This is a book review by the same name by Booker prize winner author Aravind Adiga and something I am compelled to write on considering the disparities that abound in India and ones that I have grown accustomed to is one thing but to read it in print and showcase a dark and perplexing character of Balram Halwai steeped in a downward spiral in terms of characterization leaves not just a sour taste in the mouth but also leaves a lot to be desired in terms of what could have been with all due respect to the author.
|The Whhite Tiger|
India is not a City of God depiction of Brazil wherein the violence is a by-product of the lines that have been drawn amongst the haves and have nots. Generally speaking, given the population, the vast majority of Indians that reside in the country seldom look at unscrupolous methods to eke out a living. Sure, we are prone to whims and fancies, the odd dose of whinging and whining, lack of respect for authority, absence of accountability and the lives that are lost without anyone raising a finger, pun intended.
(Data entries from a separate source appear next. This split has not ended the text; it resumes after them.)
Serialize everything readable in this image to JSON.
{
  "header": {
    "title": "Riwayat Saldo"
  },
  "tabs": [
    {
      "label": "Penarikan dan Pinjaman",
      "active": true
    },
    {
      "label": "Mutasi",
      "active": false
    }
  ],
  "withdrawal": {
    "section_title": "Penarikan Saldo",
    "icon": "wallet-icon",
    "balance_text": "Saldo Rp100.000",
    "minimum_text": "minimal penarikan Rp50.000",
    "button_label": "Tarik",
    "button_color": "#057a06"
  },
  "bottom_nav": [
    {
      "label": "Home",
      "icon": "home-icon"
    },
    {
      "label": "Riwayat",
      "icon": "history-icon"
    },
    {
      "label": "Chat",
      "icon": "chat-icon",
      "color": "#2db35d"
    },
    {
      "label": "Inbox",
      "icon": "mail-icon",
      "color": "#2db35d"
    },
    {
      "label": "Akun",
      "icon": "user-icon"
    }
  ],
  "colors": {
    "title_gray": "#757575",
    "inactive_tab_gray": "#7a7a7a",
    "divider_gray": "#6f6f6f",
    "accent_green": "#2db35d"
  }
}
The novel’s narration is a transition happening in India around the early 2k period where the protaganist is thrust upon the city life for want of a better opportunity in his village and how he contrasts his ‘journey’ in the city under his masters. The characters are well etched out but somehow one is not able to look beyond the negativity or the blackhole in which Balram finds himself in. The irony in the portrayals of the masters and the driver is quite simply the zeroes in the bank balance of the characters and how best they utilize their resources. Admittedly, the kudos are for the narration through the eyes of a villager from the hinterland suddenly coming across the ways of the mighty in the city and his own desire to escape his demons by commiting a murder so that it can become a stepping stone. All in all, its a one time read only if you want to familiarize or identify with the changing landscape of India vis-a-vis the Chinese.
Aravind Adiga is an Indo-Australian journalist currently residing in Mumbai. The White Tiger was the debut novel which won the Man Booker Prize in 2008. Aravind’s parents hail from Mangalore and his paternal grandfather was the former Chairman of Karnataka Bank.